Nicaragua: Tax effects in share transfer operations

Written by: Jean Paul Aguirre

 

Stock transfer transactions are a common way of acquiring and capitalizing businesses. This type of transaction can materialize through onerous legal acts (E.g., Purchase and sale) or free (E.g., Donation). The importance of the subject transcends the commercial sphere and extends to the fiscal impact that derives from this type of operation; being the latter on which we will focus in this article.

 

Tax applicable to the transfer of shares

 

According to what is contemplated in article 15 of Law No. 822 “Tax Concertation Law” (TCL) and its reforms, the disposal of shares, whether for consideration or free of charge, can generate a capital gain; this would be taxed by the Capital Gains Income Tax.

 

In other words, whenever a transfer of shares is intended to be carried out, it is essential to confirm whether or not, according to the parameters regulated in the tax legislation, a capital gain has been generated. For such purposes, we must remember that capital gains consist of those positive variations in the value of the taxpayer’s assets, because of the alienation of assets, assignment, or transfer of his rights.

 

From the above, the following question arises: How can I calculate the capital gain that will be subject to Income Tax? Next, we briefly explain the applicable procedure:

 

First, we must determine the taxable base of the tax; this varies according to the type of transaction:

 

  1. Onerous acts: The difference between the acquisition cost of the action and the transmission value.
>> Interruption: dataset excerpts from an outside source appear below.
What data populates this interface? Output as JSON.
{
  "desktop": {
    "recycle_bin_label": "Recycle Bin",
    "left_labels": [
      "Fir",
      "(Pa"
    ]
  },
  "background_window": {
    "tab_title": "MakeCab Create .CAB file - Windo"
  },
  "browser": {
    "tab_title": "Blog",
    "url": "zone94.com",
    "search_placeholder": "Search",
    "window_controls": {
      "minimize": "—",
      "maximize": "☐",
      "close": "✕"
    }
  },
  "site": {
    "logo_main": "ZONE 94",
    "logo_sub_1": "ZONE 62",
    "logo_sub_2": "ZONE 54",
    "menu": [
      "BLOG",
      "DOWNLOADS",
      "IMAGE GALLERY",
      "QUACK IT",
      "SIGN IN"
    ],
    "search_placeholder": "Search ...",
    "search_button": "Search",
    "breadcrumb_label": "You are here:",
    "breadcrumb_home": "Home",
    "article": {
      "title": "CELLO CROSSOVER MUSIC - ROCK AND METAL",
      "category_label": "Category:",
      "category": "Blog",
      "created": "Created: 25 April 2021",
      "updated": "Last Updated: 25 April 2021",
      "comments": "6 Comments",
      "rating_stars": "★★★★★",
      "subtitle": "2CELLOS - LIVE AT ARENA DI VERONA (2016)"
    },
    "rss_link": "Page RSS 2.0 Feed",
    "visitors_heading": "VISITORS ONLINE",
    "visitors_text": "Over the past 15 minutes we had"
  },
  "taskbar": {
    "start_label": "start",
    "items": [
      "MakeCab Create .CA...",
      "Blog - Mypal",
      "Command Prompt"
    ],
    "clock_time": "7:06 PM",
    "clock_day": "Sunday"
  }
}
Note: The transfer value must be at least equal to the market value of the shares being transferred. If the agreed value is higher than the market value, the higher of these two values will be applicable.

 

  1. Free acts: The capital gain corresponds to the total value of the transmission. Note: The value of the transfer will be equal to the market value of the shares.

 

Once we have defined the value of the capital gain, a definitive withholding with an aliquot of 15% will be applied to it. The withholding must be made by the buyer to the seller of the shares, or, in the case of foreigners, it must be carried out by the company issuing the titles under a degree of joint and several liability.

 

What is the market value of the shares for tax purposes?

 

Unfortunately, our legislation does not establish a specific mechanism to calculate the market value in this type of transaction, therefore, it is necessary to fill this gap through calculation mechanisms typical of commercial practice.

 

In the absence of regulations on how to determine the market value, we use the accounting equity of the company (Assets – Liabilities) as a reference. For the purposes of this exercise, we will use the last General Balance of the company, to identify the assets, liabilities, and current equity of the commercial entity; This allows us to calculate the equity value of each of the shares. It is important to note that this is only one of the various existing methods, ergo, before an audit it is not possible to guarantee that the administrative authority will use the same criteria, since there is no clear regulation on this subject.

 

Fiscal supports for this type of transactions

 

In accordance with current commercial and tax legislation, share transfer transactions are supported by the following documents and legal acts:

 

  1. The signing of the sale or donation agreement (This can be in a public instrument or private contract).
  2. The endorsement of the share certificates object of the transaction.
  3. The registration of the new owners of the shares in the Shares Registry Book of the company issuing the certificates.
  4. If applicable, according to the articles of incorporation and the bylaws of the company, the waiver of the right of preference by the rest of the shareholders.
  5. Documents supporting payment.
  6. Tax withholdings have been duly made, paid and declared before the treasury.

 

In short, share transfer operations must always be duly analyzed by the taxpayer’s tax advisors, to determine the tax effects of each of these operations. Otherwise, the taxpayer would be exposing himself to adjustments for omitted taxes, fines for tax violations and late payment surcharges.